Several studies have documented how major tobacco companies have target-marketed menthol cigarettes to African Americans, beginning in the 1950s.
“By continuing to delay, the FDA and the U.S. government are failing to protect the health of U.S. Citizens, particularly, African Americans,” Kelsey Romeo-Stuppy, ASH’s managing attorney said during the virtual press conference. “The U.S. is also falling behind the global trend as countries around the world are increasingly banning menthol.”
Some African American leaders, including the Rev. Al Sharpton, have cautioned that making menthol cigarettes illegal will only create room for an underground market, which could expose Blacks to more criminal convictions and increase law enforcement surveillance — particularly in neighborhoods where there are more cases of police use of excessive force. Sharpton opposed a ban on menthol cigarettes in New York City last year that did not pass.
Menthol has been laced in tobacco products for almost 100 years. It is a substance naturally found in mint plants such as peppermint and spearmint, according to smokefree.gov. A synthetic version of the compound can also be manufactured.
Smokefree.gov is a website operated by the National Cancer Institute (NCI) under the direction of the U.S. Department of Health and Human Services. Smokefree.gov’s main objective is to assist efforts to reduce smoking rates in the United States, significantly among (certain) populations.
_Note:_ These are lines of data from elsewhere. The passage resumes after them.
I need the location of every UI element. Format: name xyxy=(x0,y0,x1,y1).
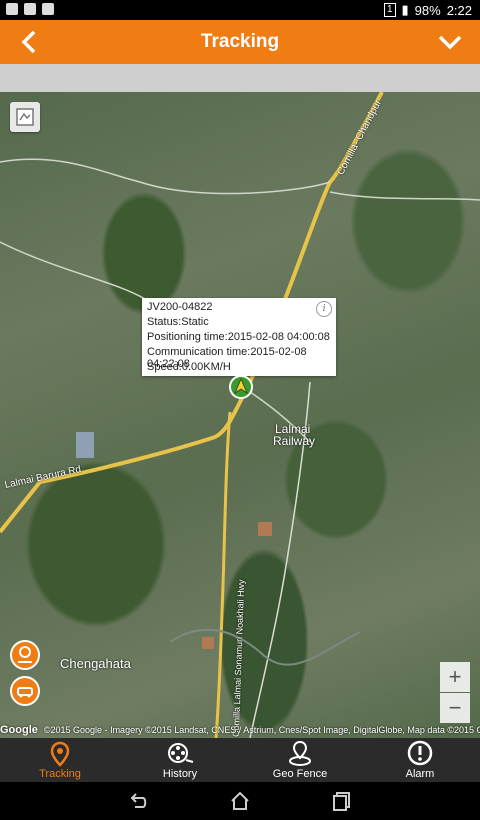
place-label-railway: Railway xyxy=(273,434,316,448)
attribution-text: ©2015 Google - Imagery ©2015 Landsat, CN… xyxy=(43,725,480,735)
zoom-out-button[interactable]: − xyxy=(440,693,470,723)
system-nav-bar xyxy=(0,782,480,820)
sim-indicator: 1 xyxy=(383,3,396,17)
clock: 2:22 xyxy=(446,2,472,18)
tab-tracking[interactable]: Tracking xyxy=(0,738,120,782)
map-attribution: Google ©2015 Google - Imagery ©2015 Lands… xyxy=(0,724,480,736)
map-layers-icon xyxy=(16,108,34,126)
info-icon[interactable]: i xyxy=(316,301,332,317)
tab-label-geo-fence: Geo Fence xyxy=(272,768,328,780)
place-label-chengahata: Chengahata xyxy=(60,656,131,671)
device-id: JV200-04822 xyxy=(147,301,213,313)
battery-level: 98% xyxy=(414,2,441,18)
locate-icon xyxy=(18,646,32,663)
tab-history[interactable]: History xyxy=(120,738,240,782)
status-bar: 1 ▮ 98% 2:22 xyxy=(0,0,480,20)
chevron-down-icon[interactable] xyxy=(434,26,466,58)
app-header: Tracking xyxy=(0,20,480,64)
google-logo: Google xyxy=(0,724,38,736)
map-view[interactable]: Comilla- Chandpur Lalmai Barura Rd Comil… xyxy=(0,92,480,738)
tab-label-alarm: Alarm xyxy=(405,768,435,780)
locate-device-button[interactable] xyxy=(10,640,40,670)
bottom-tab-bar: Tracking History Geo Fence Alarm xyxy=(0,738,480,782)
device-info-window[interactable]: JV200-04822 Status:Static Positioning ti… xyxy=(142,298,336,376)
location-pin-icon xyxy=(50,741,70,767)
recent-apps-icon[interactable] xyxy=(331,790,353,812)
zoom-in-button[interactable]: + xyxy=(440,662,470,692)
device-status: Status:Static xyxy=(147,316,209,328)
vehicle-marker-icon[interactable] xyxy=(228,374,254,400)
map-layers-button[interactable] xyxy=(10,102,40,132)
tab-label-history: History xyxy=(162,768,198,780)
home-icon[interactable] xyxy=(229,790,251,812)
map-top-bar xyxy=(0,64,480,92)
back-icon[interactable] xyxy=(127,790,149,812)
tab-label-tracking: Tracking xyxy=(39,768,81,780)
tab-alarm[interactable]: Alarm xyxy=(360,738,480,782)
alert-icon xyxy=(407,740,433,766)
device-speed: Speed:0.00KM/H xyxy=(147,361,231,373)
notification-icon xyxy=(6,3,18,15)
car-location-button[interactable] xyxy=(10,676,40,706)
film-reel-icon xyxy=(168,743,194,763)
page-title: Tracking xyxy=(200,31,280,52)
image-icon xyxy=(24,3,36,15)
positioning-time: Positioning time:2015-02-08 04:00:08 xyxy=(147,331,330,343)
signal-icon: ▮ xyxy=(401,2,409,17)
car-icon xyxy=(17,687,33,698)
tab-geo-fence[interactable]: Geo Fence xyxy=(240,738,360,782)
geofence-pin-icon xyxy=(289,740,311,766)
sim-card-icon xyxy=(42,3,54,15)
AATCLC educates the African American community about tobacco use and cessation, partners with community stakeholders, and public health agencies to inform and affect the direction of tobacco policy, practices, and priorities, as it affects the lives of Black people.
Founded in 1967 and based in Washington, D.C., ASH is the country’s oldest anti-tobacco organization, dedicated to reducing tobacco-related deaths down to zero.
ASH does not attack smokers. Its vision is to combat tobacco.
AATCLC and ASH are non-profit entities. The Public Health Law Center, an organization that collaborates with other groups to reduce and eliminate the use of tobacco, supports AATCLC and ASH’s lawsuit.
“This landmark litigation is the culmination of a decade of pioneering work by the health champions of the African American Tobacco Control Leadership and other Black-led organizations,” Doug Blanke, the Executive Director of Public Health Law Center, said in a written statement. “It has the potential to reverse the leading cause of death in the Black community.”